To meet the increased demand for ICU capacity for COVID-19 patients during the pandemic, hospitals were forced to downscale regular healthcare. This led to major disruption of regular healthcare, which also affected patients who did not have COVID-19. It is becoming increasingly clear that the COVID-19 pandemic has affected many aspects of healthcare, whereby surgical care is one of the hardest hit sectors.
Surgical quality registries
The Dutch COVIDSurg Collaborative study group, comprising various surgeons from different hospitals in the Netherlands, studied the impact that the COVID-19 pandemic in the Netherlands has had on eight different surgical disciplines. The study was carried out in collaboration with the Dutch Institute for Clinical Auditing (DICA) to compare the surgical care provided in the first pandemic year 2020 with the care provided in the years prior to COVID-19 (2018-2019). A total of 50 hospitals in the Netherlands contributed, which resulted in data from 40,296 patients from various surgical registries being included in the study.

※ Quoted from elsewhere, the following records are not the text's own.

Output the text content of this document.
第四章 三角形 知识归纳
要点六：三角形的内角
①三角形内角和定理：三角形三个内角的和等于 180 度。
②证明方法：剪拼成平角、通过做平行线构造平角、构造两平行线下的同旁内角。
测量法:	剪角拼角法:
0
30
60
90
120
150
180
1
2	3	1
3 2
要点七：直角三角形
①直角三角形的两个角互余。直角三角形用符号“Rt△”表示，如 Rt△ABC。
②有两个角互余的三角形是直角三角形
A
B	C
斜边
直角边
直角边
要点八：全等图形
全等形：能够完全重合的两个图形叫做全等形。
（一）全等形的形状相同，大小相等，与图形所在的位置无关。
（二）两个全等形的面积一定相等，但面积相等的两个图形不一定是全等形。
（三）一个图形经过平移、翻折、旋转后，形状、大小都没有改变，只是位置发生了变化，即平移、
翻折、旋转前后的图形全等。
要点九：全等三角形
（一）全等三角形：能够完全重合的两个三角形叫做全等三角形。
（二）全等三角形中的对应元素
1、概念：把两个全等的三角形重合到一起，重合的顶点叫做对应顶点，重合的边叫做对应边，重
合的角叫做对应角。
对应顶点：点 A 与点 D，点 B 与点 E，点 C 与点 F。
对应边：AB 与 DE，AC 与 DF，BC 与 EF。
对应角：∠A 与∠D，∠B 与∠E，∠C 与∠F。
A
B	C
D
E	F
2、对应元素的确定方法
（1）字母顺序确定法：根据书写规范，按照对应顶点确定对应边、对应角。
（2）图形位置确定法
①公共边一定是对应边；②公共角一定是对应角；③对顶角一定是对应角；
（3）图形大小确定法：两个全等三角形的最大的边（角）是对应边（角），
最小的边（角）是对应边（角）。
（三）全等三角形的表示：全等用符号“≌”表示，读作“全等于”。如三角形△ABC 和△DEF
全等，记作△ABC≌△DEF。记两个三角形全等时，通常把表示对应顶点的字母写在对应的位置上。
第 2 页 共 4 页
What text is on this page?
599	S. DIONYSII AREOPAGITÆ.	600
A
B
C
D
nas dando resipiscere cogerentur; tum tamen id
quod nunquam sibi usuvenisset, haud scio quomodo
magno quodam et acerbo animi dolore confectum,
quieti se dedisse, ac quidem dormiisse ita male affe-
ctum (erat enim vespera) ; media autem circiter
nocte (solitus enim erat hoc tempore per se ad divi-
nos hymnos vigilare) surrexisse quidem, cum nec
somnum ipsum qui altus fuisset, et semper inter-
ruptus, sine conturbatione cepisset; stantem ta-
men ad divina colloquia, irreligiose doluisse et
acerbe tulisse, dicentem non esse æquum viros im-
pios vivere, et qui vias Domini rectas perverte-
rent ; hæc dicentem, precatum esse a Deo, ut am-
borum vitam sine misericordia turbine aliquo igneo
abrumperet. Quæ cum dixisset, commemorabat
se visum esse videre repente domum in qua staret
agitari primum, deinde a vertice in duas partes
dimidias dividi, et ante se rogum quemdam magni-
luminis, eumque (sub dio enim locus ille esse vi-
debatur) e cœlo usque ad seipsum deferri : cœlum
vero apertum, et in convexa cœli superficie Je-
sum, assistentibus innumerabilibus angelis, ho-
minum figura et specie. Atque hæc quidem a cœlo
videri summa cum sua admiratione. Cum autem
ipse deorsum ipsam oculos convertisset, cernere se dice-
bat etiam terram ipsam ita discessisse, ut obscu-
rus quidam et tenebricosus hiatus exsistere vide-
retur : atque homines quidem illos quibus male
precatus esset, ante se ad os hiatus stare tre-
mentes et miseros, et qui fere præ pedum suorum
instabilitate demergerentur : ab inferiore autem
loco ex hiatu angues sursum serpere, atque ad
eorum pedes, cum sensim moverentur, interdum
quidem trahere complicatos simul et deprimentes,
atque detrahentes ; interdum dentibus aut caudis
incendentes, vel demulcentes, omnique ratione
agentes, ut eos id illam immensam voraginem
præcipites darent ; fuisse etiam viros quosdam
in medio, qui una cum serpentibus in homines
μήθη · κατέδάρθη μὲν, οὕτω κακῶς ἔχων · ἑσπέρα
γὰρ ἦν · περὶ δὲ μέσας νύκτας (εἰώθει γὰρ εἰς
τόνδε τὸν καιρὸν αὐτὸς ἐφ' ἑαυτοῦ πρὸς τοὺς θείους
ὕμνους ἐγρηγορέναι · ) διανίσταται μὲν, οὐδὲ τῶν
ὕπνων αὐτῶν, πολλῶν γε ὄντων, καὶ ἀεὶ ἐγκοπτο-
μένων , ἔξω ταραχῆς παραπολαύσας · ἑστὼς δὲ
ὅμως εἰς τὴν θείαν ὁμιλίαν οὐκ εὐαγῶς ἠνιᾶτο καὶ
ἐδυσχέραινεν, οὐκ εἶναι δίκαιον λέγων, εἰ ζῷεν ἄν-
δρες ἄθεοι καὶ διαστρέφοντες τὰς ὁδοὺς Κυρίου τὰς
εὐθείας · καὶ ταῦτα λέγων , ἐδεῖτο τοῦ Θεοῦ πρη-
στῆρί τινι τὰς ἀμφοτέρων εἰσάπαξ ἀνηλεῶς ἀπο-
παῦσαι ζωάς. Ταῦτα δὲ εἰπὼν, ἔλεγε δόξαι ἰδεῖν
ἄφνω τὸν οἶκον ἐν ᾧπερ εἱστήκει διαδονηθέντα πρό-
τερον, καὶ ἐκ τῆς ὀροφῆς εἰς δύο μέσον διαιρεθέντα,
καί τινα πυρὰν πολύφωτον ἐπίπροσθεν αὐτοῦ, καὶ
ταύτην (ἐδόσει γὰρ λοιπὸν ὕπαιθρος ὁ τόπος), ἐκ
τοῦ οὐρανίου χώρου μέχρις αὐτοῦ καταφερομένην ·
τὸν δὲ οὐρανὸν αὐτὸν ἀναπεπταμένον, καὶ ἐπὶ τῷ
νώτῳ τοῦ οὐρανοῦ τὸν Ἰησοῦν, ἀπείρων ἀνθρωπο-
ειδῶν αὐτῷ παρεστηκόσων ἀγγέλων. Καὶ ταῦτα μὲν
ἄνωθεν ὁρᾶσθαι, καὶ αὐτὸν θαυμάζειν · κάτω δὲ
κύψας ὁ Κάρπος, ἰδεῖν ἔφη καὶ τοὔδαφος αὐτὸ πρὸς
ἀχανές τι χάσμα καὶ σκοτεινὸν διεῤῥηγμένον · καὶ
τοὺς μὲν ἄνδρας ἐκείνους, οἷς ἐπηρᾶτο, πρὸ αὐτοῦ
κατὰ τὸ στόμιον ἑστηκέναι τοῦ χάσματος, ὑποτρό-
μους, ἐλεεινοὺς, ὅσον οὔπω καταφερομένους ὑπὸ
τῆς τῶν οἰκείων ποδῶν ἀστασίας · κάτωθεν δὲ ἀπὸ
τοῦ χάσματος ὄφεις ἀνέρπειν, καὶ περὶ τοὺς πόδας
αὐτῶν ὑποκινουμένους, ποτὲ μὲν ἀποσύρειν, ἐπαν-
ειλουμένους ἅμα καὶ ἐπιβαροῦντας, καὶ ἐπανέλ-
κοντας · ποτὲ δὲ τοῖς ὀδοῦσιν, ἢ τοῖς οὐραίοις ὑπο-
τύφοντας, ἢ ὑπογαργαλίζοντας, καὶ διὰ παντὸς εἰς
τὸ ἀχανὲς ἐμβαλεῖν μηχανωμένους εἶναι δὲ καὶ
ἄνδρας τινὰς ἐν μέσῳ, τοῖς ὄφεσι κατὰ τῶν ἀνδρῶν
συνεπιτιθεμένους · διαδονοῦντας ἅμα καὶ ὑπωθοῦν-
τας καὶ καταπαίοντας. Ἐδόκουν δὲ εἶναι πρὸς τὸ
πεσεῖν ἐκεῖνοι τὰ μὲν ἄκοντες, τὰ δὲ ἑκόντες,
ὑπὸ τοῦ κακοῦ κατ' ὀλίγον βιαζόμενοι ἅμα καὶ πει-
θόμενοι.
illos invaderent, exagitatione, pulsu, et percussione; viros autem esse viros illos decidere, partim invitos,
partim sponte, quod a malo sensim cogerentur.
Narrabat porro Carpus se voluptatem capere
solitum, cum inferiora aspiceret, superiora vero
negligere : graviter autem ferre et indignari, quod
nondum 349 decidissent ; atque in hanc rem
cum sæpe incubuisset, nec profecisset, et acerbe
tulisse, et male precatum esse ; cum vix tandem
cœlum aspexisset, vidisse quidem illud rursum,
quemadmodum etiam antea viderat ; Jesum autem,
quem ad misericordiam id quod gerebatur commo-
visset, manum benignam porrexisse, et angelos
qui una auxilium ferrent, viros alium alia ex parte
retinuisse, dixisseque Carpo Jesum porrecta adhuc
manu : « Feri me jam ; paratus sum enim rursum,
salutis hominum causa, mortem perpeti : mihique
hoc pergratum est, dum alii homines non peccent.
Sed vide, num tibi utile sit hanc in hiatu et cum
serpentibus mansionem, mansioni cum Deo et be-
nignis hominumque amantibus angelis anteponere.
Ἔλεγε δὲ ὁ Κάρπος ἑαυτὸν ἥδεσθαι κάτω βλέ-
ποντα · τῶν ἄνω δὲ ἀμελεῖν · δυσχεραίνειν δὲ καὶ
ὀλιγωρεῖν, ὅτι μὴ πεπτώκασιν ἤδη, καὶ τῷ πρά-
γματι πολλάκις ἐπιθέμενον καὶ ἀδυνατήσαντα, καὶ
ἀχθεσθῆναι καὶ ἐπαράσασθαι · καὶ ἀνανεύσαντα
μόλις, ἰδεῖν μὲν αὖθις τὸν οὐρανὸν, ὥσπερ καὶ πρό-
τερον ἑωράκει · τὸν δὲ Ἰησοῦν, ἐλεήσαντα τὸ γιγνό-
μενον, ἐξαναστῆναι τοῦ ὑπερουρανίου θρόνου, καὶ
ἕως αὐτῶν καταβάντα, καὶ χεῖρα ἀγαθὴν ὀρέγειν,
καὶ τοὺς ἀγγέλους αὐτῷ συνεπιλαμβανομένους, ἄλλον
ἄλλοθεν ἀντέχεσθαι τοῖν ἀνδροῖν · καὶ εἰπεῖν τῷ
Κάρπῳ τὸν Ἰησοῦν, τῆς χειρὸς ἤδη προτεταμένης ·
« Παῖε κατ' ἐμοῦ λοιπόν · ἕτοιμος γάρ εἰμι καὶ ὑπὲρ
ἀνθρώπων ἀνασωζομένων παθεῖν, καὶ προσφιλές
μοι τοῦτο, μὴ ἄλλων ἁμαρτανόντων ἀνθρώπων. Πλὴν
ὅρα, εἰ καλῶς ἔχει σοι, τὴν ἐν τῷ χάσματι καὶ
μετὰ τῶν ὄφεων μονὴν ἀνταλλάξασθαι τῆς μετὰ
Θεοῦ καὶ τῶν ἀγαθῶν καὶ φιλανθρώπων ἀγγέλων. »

Altered treatment patterns
The study shows, as expected, that the number of patients operated on in 2020 was 13.6% lower compared to 2018 and 2019. The biggest reductions were seen during the first and second COVID-19 waves. The number of acute surgical operations, however, remained stable and in most cases the oncological surgical care continued with shorter waiting times for the operation. The data further show that the average hospital stay for oncological surgical patients was shorter in 2020, without an increase in complications or re-admissions. In addition, a significant reduction was seen in the number of ICU admissions for postoperative surgical patients.
Despite the lower number of actual operations, downscaling the entire healthcare sector did not lead to an increase in acute surgical care or to poorer results for patients who were operated on in 2020. Oncological patients had shorter hospital stays and fewer postoperative ICU admissions, without increased numbers of re-admissions. According to the researchers, the latter shows that for some operations, for which ICU monitoring after the operation is standard, less intensive monitoring may be possible. This would then be a decision that has to be made on a more individual patient level. With the current ICU staff shortages, more medium-care facilities could be created to enable surgical care to function adequately leading to more remaining t ICU capacity to cope with potential future COVID-19 waves or with other pandemics.